Baptism/Taufe 12. August 2007

Sep 3 2007

Therefore go and teach all nations, baptizing them in the name of the Father and of the Son and of the Holy Spirit Math. 28:19
On August 12, 2007 we were blessed to celebrate a baptism ceremony here in Santa Cruz, Bolivia. Two sisters in Christ, Greta Rempel & Daniella Rhein followed Christ's example and command to be baptized in His name. The baptism was held near the Thiessens home at a pool that we were given permission to use. Our prayers were answered in that the weather was perfect, although it had been very cold the entire week previous. We had blessed morning and afternoon "open air"services and enjoyed a fellowship lunch together. Please pray that those baptized may grow in their faith and understanding and be a living witness for many.

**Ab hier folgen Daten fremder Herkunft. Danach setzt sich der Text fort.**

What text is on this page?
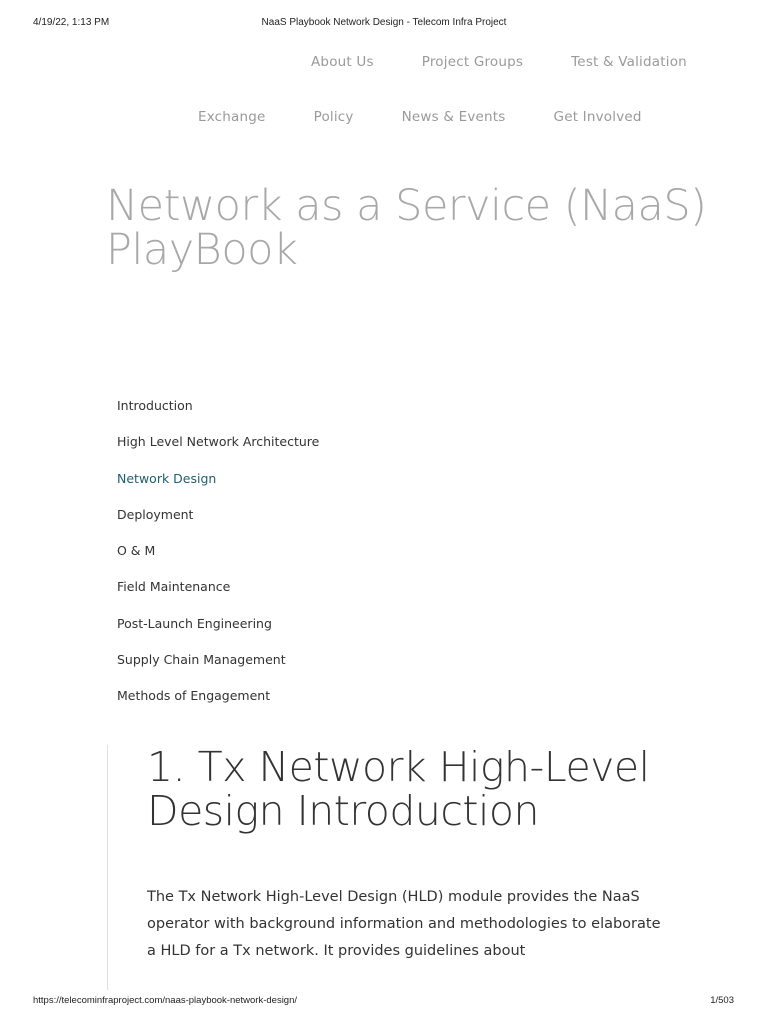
4/19/22, 1:13 PM	NaaS Playbook Network Design - Telecom Infra Project
About Us	Project Groups	Test & Validation
Exchange	Policy	News & Events	Get Involved
Network as a Service (NaaS) PlayBook
Introduction
High Level Network Architecture
Network Design
Deployment
O & M
Field Maintenance
Post-Launch Engineering
Supply Chain Management
Methods of Engagement
1. Tx Network High-Level Design Introduction

The Tx Network High-Level Design (HLD) module provides the NaaS operator with background information and methodologies to elaborate a HLD for a Tx network. It provides guidelines about

https://telecominfraproject.com/naas-playbook-network-design/	1/503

Darum gehet hin und lehret alle Völker und taufet sie im Namen des Vaters und des Sohnes und des heiligen Geistes Mat. 28,19
Am 12. August 2007 durften wir hier in Santa Cruz, Bolivien eine Taufe feiern. Zwei Schwestern im Herrn, Greta Rempel & Daniella Rhein folgten Christi Beispiel und Gebot und liessen sich biblisch taufen. Die Taufe wurde in einem Schwimmbecken durchgefuehrt, das sich in der Naehe von Geschwister Thiessens Haus befindet. Unsere Gebete wurden erhoert und das Wetter war sehr schoen obwohl es in der ganzen vorigen Woche sehr kalt gewesen ist. Wir hatten gesegnete Morgen- und Nachmittagsgottesdienste, die "im Freien" abgehalten wurden. Wir durften auch ein gemeinsames Mittagessen zusammen genissen. Bitte betet, dass die Taueflinge im Glauben und der Erkenntniss wachsen moechten und ein lebendiges Zeugniss fuer viele sein koennten.